Charles Schell, MBA PhD, is a professor of finance at Vancouver Island University (VIU). He calls the budget concerning due to a forecast of low growth over the next three years, putting BC’s growth levels below the national average. Most of BC’s primary industries, except for potentially natural gas, are expected to see revenues dropping over the next few years, according to Schell.

Although the average person will benefit from things like money back from BC Hydro, Schell says, “that comes with the knowledge that eventually the debt is going to be serviced over many years and the debt-to-GDP ratio is rising.”

The debt-to-GDP ratio has been “reasonable” in the past, and “BC has run surpluses for so many years that a long series of deficits will raise the debt-to-GDP ratio about 17.6% this year up to about 27.5% in the next three years.

“That is actually not an unusual number for a Canadian province, and if that was the limit now then that might be okay,” Schell says.

“However, we also see rising federal borrowing… Canada has a much higher debt-to-GDP ratio than other OECD countries. That was sustainable in the past because of growing populations and the fact that we were growing faster than other OECD countries, but we're not and we actually expect to be on the low side of growth for other developed countries.”

“In Canada, we don't just have provincial debt, we've got federal debt, we've got consumer debt—and the general idea is that it is okay to use debt if we're in certain conditions, like if we expect the economy to be growing and we need infrastructure and we have to build the infrastructure before we can have the growth,” he explains.

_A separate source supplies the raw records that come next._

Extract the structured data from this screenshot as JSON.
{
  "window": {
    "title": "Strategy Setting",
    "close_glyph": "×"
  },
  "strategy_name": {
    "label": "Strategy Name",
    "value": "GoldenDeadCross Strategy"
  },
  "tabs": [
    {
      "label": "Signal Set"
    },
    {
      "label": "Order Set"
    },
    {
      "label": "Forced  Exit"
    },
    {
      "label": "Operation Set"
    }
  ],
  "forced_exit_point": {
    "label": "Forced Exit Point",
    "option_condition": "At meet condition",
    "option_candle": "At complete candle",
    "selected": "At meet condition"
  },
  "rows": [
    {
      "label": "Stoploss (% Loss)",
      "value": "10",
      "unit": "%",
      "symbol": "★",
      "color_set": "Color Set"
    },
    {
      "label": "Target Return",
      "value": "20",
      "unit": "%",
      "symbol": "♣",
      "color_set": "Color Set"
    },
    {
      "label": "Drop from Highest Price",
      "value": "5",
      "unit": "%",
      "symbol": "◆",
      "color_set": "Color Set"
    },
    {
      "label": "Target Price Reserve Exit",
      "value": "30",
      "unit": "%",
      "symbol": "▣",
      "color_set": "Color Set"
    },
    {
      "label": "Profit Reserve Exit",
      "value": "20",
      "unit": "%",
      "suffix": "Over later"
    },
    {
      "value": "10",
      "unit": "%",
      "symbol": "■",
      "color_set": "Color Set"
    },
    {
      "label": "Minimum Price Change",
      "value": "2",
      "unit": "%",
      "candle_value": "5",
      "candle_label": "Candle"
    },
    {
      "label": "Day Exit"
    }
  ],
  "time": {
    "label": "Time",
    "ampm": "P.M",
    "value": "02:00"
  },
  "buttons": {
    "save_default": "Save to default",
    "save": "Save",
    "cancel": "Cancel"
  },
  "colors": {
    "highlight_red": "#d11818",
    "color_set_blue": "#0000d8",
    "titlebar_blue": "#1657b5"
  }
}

“But, if we're going to be borrowing in order to be safe, pay the bills and finance a holiday at Disneyland, then that doesn't have the same attraction because we're mortgaging the house to pay for lunch, and it just doesn't make any kind of fiscal sense.”

“So, to say that our economy is only expected to grow in real terms by about 0 .8%, it is definitely of concern while we're growing our debt at such a high rate.”

For Merrifield, there is particular concern for Kelowna’s economy, and nothing in the budget is cause for celebration.

Merrifield’s inbox has also been “inundated” with emails about the flipping tax, for example.

The tax will be introduced next year, and is designed to target speculators who are driving up housing costs. Profits from a home sale will be taxed 20% if sold within two years of purchase, with the revenue going into home building. People will be exempt if they face “unavoidable life changes” like death, divorce, job relocation or loss. The province says people who are adding to BC’s housing supply will also be exempt.

Between 2020 and 2022, an estimated 7% of residential home sales took place within two years of purchase.

Merrifield doesn’t expect the tax “to do a whole lot.”

“They're predicting that our housing starts are going down over the course of the next two years, and they're also predicting that housing prices are going up each year,” she says. “[Housing] is going to be less available and largely because this government doesn't know how to actually get housing built. What they're doing is just trying to tax and restrict a homeowner's usage of their building.”